Dezenove anos separam o último título do Minas na Superliga do clássico mineiro desta quarta-feira. O tetracampeão que dominou o voleibol brasileiro até 2006/07 não voltou ao topo desde que o Sada Cruzeiro estreou na elite, transformando-se no maior campeão da competição com nove conquistas. A semifinal de hoje representa mais que um confronto estadual - é o reflexo de duas trajetórias completamente opostas.
O último suspiro e a chegada do rival
A temporada 2006/07 marcou uma virada histórica no voleibol mineiro. Enquanto o Minas celebrava seu quarto título consecutivo no Ginásio Divino Braga, em Betim, derrotando o Cimed por 3 sets a 0 em todas as quatro finais disputadas, o recém-promovido Sada Betim ficava em sexto lugar na fase classificatória. O elenco comandado por Mauro Grasso, com Serginho no comando da recepção e Samuel Fuchs na ponta, não imaginava que aquele seria seu último momento de glória.

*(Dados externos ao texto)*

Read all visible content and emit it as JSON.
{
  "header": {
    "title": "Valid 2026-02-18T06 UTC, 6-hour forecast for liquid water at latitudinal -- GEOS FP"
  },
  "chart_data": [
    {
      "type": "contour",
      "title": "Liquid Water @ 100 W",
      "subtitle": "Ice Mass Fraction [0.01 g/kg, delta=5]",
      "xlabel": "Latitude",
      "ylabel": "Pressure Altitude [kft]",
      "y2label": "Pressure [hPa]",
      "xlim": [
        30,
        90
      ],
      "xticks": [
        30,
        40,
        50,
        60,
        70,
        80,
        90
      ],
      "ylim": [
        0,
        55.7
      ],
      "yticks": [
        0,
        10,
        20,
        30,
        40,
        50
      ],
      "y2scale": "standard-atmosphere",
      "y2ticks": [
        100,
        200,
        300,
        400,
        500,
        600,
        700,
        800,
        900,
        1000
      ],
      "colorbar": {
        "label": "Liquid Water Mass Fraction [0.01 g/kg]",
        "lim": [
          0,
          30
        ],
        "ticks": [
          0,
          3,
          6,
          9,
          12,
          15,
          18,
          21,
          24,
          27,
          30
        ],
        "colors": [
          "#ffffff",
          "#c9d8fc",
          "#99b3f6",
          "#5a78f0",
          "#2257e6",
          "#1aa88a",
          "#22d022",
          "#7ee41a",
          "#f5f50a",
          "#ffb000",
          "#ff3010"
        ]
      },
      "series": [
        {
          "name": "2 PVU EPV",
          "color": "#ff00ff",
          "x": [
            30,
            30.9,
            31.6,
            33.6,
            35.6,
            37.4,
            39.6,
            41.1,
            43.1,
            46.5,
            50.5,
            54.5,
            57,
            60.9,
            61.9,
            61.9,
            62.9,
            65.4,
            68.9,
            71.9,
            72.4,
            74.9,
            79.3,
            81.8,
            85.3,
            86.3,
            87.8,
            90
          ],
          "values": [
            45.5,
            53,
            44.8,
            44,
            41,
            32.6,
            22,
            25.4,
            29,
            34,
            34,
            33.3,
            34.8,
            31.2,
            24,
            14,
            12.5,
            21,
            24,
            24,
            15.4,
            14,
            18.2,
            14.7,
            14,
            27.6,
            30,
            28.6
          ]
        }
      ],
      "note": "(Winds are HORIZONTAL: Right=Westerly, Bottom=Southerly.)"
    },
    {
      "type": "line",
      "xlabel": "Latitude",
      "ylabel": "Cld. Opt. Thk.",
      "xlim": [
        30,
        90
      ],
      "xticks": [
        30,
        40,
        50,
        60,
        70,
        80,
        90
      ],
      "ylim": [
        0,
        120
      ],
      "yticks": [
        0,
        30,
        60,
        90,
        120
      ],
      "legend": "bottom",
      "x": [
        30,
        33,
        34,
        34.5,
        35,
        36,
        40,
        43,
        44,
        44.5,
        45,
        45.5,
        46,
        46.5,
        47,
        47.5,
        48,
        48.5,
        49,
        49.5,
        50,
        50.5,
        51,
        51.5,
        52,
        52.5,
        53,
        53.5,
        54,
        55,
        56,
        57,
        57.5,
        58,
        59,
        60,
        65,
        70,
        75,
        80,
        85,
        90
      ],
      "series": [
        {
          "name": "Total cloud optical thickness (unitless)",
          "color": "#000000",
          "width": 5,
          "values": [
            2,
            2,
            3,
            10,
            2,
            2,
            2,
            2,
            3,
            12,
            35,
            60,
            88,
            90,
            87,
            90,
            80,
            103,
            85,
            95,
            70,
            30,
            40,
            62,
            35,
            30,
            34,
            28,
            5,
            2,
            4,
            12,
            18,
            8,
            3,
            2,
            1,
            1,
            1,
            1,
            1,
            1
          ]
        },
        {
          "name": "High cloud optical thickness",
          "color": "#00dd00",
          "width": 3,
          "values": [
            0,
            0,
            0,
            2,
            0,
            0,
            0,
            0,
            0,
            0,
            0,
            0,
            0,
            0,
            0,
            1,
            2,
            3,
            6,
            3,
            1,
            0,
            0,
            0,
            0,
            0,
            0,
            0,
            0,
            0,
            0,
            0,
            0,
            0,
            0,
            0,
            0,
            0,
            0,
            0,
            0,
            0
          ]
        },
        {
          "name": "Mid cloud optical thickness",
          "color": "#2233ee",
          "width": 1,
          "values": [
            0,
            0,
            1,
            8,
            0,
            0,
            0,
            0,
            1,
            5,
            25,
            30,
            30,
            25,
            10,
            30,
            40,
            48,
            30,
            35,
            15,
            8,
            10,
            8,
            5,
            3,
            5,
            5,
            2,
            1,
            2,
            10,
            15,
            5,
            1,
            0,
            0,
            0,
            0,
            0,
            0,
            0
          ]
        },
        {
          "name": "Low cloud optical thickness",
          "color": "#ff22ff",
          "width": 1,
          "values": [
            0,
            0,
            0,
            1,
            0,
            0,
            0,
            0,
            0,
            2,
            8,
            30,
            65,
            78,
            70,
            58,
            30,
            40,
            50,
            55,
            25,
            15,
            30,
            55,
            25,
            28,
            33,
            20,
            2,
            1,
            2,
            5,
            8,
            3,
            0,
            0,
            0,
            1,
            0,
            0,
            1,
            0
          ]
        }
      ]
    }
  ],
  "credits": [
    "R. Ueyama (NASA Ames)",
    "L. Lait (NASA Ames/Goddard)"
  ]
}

Curiosamente, o rival que interromperia essa hegemonia nascia justamente na cidade onde o Minas conquistou seu derradeiro troféu. O Sada Betim, que caiu nas quartas de final diante do Ulbra/Uptime naquela estreia, já mostrava sinais do projeto ambicioso que se tornaria. Na primeira temporada do clássico, cada equipe venceu uma partida: Minas por 3 sets a 1 no turno, Sada no tie-break no returno - ambos como visitantes.
A transformação estrutural que mudou o jogo
Em 2009, o movimento que redefiniu o cenário aconteceu fora das quadras. A parceria entre Sada e Cruzeiro Esporte Clube transferiu o projeto de Betim para Belo Horizonte, criando uma estrutura profissional que o Minas não conseguiu acompanhar. Segundo apuração do SportNavo, essa mudança geográfica representou muito mais que uma simples troca de sede - foi o início de uma gestão empresarial que resultaria em 57 conquistas oficiais.
A análise tática dos últimos 18 anos revela padrões claros na diferença de aproveitamento. O Sada Cruzeiro investiu consistentemente na formação de elencos equilibrados, mantendo alta eficiência em fundamentos como saque e bloqueio duplo. Entre 2010 e 2024, a equipe celeste apresentou média superior a 70% de eficiência no ataque de primeira tempo, enquanto o Minas oscilou entre 62% e 68% no mesmo período.
As cinco finais perdidas que marcaram o jejum
Desde 2007, o Minas disputou cinco finais da Superliga, perdendo todas elas. As duas últimas derrotas foram particularmente dolorosas, evidenciando problemas estruturais na montagem dos elencos. A instabilidade no levantamento - posição crucial no voleibol moderno - prejudicou a variação ofensiva, limitando as opções de pipe e ataques de meio de rede.
Os números de aces por set também mostram a diferença: enquanto o Sada Cruzeiro manteve média de 1,8 aces por set nas últimas cinco temporadas, o Minas ficou em 1,3. No saque viagem - fundamento que força erros na recepção adversária - a diferença é ainda maior: 2,4 contra 1,7 por set. Essa deficiência no saque compromete a transição defensiva e reduz as oportunidades de contra-ataque.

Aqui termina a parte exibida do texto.